Hi Mike: This is interesting regarding Gateway.
Car dealer adds computers for customer use
07/22/2000
By Terry Box / The Dallas Morning News
RICHARDSON – Customers at Classic BMW should soon be able to test-drive something other than lusty German sports sedans.
In a few weeks, they can opt to head down a different sort of highway via a Gateway Profile personal computer loaded with America Online and Microsoft programs.
The dealership, which is off North Central Expressway south of Richardson's high-tech Telecom Corridor, has converted a room on the west side of its service department to a small display area for Gateway business computers. Next to each of the three computers is a placard promoting the features of the machine and its cost.

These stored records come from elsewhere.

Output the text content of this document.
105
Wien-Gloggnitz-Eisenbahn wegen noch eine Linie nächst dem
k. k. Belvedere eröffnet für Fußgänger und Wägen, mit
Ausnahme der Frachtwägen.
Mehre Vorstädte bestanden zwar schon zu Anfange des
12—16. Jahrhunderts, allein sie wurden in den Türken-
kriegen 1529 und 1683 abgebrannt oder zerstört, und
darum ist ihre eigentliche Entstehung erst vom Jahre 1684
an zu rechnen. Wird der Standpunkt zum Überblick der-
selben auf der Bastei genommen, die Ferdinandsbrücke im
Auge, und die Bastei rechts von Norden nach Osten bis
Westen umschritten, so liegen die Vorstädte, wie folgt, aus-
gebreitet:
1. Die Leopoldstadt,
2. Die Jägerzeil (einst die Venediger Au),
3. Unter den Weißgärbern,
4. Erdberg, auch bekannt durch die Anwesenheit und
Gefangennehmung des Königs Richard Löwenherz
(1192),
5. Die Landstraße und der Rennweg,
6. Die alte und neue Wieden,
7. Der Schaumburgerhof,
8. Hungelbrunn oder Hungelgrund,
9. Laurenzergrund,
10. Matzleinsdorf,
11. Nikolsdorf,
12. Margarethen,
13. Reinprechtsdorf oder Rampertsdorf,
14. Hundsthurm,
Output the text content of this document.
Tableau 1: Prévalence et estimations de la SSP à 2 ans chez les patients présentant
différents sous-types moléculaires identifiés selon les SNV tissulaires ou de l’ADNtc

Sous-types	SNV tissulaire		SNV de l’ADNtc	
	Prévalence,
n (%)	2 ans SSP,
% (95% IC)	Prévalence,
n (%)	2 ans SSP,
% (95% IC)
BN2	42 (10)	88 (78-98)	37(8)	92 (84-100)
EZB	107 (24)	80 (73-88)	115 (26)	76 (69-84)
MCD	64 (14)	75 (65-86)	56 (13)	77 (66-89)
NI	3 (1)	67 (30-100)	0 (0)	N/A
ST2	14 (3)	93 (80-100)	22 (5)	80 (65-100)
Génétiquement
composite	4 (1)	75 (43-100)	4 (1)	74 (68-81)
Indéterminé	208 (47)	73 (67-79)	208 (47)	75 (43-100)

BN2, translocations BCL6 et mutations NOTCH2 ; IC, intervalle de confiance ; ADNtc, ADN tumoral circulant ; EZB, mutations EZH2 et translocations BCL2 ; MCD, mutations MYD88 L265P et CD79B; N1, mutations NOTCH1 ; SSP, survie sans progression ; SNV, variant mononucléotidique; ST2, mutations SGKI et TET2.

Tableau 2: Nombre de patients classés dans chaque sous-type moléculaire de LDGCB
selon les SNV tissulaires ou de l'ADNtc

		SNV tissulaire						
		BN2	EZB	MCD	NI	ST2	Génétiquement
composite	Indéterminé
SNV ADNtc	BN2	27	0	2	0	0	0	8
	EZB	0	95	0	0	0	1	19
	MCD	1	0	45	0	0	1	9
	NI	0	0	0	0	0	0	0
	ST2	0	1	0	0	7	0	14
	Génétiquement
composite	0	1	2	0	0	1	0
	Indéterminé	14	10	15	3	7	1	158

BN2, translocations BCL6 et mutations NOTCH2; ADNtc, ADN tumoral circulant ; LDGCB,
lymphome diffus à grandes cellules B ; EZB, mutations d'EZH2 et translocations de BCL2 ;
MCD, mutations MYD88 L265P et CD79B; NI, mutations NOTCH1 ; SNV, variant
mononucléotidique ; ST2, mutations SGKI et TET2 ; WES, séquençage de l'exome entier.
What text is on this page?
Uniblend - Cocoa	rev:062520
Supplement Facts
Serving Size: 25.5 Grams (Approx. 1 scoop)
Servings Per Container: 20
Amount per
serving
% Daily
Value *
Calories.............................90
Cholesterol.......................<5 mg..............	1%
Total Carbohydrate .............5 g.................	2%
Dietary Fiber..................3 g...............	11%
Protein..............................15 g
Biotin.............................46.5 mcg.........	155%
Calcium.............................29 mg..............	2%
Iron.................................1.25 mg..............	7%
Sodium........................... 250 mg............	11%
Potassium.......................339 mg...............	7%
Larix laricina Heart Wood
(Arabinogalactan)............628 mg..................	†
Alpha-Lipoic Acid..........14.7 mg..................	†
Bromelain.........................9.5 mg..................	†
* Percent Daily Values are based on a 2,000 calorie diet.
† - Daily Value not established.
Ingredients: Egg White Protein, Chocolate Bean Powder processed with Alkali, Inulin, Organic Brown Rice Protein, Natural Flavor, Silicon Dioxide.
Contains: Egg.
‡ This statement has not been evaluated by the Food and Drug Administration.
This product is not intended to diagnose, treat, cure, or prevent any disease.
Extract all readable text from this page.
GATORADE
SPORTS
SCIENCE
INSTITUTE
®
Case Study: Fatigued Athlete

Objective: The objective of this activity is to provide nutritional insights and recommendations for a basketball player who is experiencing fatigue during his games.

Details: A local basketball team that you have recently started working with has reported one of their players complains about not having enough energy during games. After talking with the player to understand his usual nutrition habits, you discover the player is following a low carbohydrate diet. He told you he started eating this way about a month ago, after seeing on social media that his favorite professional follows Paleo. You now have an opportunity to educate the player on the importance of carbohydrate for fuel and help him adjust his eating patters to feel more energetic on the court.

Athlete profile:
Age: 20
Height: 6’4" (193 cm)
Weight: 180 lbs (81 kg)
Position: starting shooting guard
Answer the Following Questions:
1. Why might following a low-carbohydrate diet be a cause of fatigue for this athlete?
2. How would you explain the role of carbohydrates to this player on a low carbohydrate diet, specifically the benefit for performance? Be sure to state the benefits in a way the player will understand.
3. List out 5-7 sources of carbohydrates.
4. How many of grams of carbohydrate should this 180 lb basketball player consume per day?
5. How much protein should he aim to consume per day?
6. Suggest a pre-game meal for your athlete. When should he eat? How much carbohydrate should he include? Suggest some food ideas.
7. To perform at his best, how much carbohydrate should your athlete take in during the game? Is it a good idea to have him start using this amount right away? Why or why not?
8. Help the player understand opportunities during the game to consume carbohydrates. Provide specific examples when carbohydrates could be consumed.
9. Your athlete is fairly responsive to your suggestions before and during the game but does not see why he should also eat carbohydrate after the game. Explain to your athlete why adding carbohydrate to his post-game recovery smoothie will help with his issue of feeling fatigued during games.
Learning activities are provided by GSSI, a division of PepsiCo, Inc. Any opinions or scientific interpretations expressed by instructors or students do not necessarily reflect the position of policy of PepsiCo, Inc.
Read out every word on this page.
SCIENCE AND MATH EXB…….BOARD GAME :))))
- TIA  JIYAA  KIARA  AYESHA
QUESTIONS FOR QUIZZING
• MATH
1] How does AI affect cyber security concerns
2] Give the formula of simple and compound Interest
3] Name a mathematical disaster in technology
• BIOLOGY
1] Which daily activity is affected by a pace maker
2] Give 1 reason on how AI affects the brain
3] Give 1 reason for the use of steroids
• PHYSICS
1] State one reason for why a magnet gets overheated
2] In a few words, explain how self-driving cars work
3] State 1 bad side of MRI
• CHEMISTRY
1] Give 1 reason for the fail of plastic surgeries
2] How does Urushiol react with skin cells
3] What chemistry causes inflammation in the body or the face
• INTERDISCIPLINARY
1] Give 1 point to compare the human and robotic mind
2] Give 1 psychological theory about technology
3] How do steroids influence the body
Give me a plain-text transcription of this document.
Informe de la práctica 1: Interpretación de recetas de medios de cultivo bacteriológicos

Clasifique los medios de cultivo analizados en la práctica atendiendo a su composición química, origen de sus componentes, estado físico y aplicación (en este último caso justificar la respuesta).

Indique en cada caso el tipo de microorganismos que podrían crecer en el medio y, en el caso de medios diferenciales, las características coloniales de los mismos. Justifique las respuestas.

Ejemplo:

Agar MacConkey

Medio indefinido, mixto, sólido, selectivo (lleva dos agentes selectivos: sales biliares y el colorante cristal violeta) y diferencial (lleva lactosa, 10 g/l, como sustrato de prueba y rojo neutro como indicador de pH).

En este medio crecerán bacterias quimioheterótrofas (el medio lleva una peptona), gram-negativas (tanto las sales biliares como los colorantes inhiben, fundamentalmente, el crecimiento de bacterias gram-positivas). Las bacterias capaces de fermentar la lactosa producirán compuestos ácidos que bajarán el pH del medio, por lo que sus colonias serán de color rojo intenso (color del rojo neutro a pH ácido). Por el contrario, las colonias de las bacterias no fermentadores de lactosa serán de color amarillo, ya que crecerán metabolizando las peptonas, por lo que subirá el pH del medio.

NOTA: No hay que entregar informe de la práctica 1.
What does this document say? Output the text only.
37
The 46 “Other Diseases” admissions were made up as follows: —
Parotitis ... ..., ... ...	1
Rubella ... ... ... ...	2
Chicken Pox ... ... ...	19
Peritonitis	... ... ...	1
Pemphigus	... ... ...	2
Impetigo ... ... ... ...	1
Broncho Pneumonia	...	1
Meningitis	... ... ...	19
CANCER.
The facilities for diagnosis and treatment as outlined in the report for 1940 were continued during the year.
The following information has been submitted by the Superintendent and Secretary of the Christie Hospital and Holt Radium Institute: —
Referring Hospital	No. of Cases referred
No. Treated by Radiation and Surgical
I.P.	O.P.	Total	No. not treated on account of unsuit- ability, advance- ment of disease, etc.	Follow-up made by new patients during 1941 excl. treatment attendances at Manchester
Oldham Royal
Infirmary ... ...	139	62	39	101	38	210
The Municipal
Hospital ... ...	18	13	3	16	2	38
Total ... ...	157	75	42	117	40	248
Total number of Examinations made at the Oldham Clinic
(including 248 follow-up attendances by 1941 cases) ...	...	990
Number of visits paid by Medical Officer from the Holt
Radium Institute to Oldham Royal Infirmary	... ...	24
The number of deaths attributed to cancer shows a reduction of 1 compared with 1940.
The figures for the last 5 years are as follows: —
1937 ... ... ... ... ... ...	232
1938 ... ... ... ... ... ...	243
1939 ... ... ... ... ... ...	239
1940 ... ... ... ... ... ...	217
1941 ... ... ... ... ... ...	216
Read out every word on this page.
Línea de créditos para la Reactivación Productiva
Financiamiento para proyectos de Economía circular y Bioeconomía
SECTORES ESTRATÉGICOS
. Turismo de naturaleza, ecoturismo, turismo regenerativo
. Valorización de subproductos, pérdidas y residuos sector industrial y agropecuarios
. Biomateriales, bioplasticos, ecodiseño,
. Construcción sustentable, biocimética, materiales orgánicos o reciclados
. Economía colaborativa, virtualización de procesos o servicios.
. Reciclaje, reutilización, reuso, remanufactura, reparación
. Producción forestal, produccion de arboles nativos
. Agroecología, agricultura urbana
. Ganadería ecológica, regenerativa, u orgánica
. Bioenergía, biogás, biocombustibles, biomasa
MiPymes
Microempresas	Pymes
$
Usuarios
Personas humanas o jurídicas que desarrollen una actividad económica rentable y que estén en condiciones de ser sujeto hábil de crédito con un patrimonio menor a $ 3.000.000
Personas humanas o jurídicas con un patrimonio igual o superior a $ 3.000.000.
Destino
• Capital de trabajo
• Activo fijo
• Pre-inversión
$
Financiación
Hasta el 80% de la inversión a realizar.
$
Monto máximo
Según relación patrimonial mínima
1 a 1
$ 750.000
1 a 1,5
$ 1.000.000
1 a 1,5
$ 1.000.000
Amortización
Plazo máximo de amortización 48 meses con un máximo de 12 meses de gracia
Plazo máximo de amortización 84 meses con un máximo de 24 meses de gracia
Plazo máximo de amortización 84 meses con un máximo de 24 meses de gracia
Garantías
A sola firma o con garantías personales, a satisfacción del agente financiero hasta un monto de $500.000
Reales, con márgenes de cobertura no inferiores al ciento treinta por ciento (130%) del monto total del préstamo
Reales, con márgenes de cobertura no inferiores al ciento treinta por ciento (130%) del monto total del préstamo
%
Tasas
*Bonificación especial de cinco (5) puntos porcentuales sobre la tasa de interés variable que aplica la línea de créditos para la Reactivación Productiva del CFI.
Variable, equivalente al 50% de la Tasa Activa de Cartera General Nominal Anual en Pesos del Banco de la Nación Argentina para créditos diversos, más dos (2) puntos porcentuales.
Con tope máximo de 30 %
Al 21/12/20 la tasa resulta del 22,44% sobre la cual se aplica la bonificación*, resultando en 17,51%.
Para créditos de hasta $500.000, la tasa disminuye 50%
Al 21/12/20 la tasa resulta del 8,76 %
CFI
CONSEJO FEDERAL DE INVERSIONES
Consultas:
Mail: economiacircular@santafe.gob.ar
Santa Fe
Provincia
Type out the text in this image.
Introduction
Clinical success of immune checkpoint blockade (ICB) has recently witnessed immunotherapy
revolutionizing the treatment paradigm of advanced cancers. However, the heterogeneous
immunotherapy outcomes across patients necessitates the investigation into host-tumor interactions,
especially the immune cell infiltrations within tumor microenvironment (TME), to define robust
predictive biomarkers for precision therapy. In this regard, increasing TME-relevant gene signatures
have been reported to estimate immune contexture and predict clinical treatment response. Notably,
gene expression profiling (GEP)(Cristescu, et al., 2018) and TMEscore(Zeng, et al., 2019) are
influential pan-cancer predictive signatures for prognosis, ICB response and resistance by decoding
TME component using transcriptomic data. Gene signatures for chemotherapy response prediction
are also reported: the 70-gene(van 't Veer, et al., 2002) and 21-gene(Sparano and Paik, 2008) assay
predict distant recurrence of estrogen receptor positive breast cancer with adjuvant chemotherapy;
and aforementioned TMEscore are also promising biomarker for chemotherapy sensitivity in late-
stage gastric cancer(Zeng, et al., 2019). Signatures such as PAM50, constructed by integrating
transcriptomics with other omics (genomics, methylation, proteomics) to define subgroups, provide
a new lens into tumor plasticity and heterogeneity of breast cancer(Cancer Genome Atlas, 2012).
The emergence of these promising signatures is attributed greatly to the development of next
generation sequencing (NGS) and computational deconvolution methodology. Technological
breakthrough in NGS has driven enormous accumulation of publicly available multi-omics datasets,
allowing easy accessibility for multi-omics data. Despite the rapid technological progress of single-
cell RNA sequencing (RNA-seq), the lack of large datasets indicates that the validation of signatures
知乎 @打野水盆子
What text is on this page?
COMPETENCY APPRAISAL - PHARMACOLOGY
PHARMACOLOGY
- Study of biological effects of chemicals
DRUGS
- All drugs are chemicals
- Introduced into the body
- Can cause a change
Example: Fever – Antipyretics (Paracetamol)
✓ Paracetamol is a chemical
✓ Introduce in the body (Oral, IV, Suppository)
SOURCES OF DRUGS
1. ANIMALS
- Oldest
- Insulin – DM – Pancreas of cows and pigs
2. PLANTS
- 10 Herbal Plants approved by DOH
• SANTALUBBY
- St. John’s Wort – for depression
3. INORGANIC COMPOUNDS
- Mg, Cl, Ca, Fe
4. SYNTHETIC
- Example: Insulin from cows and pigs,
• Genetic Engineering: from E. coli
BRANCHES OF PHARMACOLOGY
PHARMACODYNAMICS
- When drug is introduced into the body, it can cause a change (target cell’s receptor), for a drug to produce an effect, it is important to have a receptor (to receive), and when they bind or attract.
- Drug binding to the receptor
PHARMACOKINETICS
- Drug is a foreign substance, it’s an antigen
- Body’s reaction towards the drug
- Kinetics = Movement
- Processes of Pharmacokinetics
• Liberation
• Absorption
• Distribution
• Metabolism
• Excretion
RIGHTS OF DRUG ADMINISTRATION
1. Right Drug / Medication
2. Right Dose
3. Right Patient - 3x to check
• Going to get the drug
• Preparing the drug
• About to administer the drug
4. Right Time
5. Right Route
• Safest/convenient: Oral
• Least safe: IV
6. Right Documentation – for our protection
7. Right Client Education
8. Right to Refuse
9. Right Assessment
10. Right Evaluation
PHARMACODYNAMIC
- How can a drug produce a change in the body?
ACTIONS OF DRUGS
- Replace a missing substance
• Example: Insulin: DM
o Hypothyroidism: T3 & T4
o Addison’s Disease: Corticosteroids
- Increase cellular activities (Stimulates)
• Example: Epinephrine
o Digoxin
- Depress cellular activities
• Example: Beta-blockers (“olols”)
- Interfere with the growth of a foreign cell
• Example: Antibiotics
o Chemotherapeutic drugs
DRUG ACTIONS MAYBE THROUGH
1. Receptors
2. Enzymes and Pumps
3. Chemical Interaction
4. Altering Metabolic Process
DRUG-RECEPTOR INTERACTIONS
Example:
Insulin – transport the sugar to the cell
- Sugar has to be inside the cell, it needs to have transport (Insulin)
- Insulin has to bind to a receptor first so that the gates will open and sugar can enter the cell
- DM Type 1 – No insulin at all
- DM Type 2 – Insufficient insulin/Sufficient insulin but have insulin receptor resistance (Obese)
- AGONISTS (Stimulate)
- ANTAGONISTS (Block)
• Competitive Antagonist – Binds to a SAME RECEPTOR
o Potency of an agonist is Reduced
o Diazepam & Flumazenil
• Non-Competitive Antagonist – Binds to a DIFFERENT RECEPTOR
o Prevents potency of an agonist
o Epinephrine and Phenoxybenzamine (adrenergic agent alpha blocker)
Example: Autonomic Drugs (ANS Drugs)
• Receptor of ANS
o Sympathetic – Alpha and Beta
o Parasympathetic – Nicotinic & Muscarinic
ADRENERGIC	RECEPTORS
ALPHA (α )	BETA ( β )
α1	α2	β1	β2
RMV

David Leeson / DMN Eric Maas, president and general manager of Classic BMW, has converted a room at the Richardson dealership into an area for Gateway business computers, which customers can test-drive or use.
But Classic customers can also use the computers to check e-mail, get on the Internet or take care of other business electronically while they wait for repairs or maintenance to their cars.
"In traveling around, I found the need to go online and get my e-mail," said Eric Maas, president and general manager of the dealership. "I got to thinking that wouldn't it be great if you could do that anywhere?"
Ironically, the showroom/office center is in space formerly occupied by an Enterprise car-rental facility, which still has ties to Classic but has moved to a bigger building just north of the dealership. In the future, Mr. Maas thinks, some of his service-department customers may find it more productive to work from the dealership's showroom/office center than to rent a car and go to their own offices.
Fresh idea
Classic is apparently the only area dealership that plans to provide its customers with office space and computers, said Drew Campbell, president of the New Car Dealers Association of Metropolitan Dallas. But dealers in general are offering customers far more services than they did five or 10 years ago – everything from restaurants and coffee bars to play areas for children and customer lounges.
And despite the promise – or threat – of the Internet, which is supposed to cut into car dealerships' floor traffic, dealers will continue to add customer services at their facilities, Mr. Campbell predicted.
"Everything now is consumer-driven," he said. "As everybody's day gets longer, people have to be able to do several things at once. Dealers have to facilitate that. This is something that fits right into Eric's customer base and his location in Richardson."
David Leeson / DMN Eric Maas, president and general manager of Classic BMW, offers a testing ground for Gateway business computers in the Classic BMW Richardson dealership.
Classic seems to be on top of two trends that are reshaping the retail auto business: the Internet and harried customers' need for more convenience, said Mike Morrissey, spokesman for the National Automobile Dealers Association. Like most dealers in this market, Classic has a Web site.
"It positions the dealer in a high-tech community as a high-tech dealer," Mr. Morrissey said. "If someone wants to shop at home, you can go to his Web site. If you need to take your car in for service, you have the convenience of a computer and workspace."
The concept for Classic BMW's showroom/office center has evolved over the last year, Mr. Maas said. Like many area dealerships, Classic had a lounge that customers could use for work, and it included a phone line that could be plugged into a laptop.
"But it wasn't real good," he said. "It was kind of noisy and there were a lot of distractions."
Perfect connection
Mr. Maas, who also is the current chairman of the New Car Dealers Association and was chairman of the Dallas Auto Show last spring, noticed at the show that one of its sponsors had a kiosk there with three computers that people could use to go online.
"I got to thinking about it then and how expensive it could be," he said. "But it's a perfect connection – our customers and computers. I've got the techies. I get almost as many Internet hits as people who go through the store" – 10 to 15 a day. "It's almost like Barnes & Noble and Starbucks, books and coffee," he said.
Earlier this year, Gateway was upgrading some of the computer equipment at Classic BMW. That led to discussions that resulted in the showroom/office center, which will officially open in a few weeks, Mr. Maas said.
Classic BMW is providing the space for the center and Gateway is supplying the computers, he said. The center also has a fax machine and a phone line for a laptop.
The dealership is already figuring ways to expand the office center if that becomes necessary, Mr. Maas said.
"I think this is much more important than an espresso bar," he said. "Besides the convenience for our customers, this is literally a test-drive facility. Someone might use a computer here and pick up the phone to Gateway and say, 'Give me 15 of those computers.'"
Ultimately, he thinks, businesses of all kinds will have computers for their customers.
"I'm a lot like many of my customers," Mr. Maas said. "I'm 35, I have kids, I've got a really good job and it's a job that I want and need to stay plugged into. When people go places, there will have to be PCs available. I think that's the way it will go."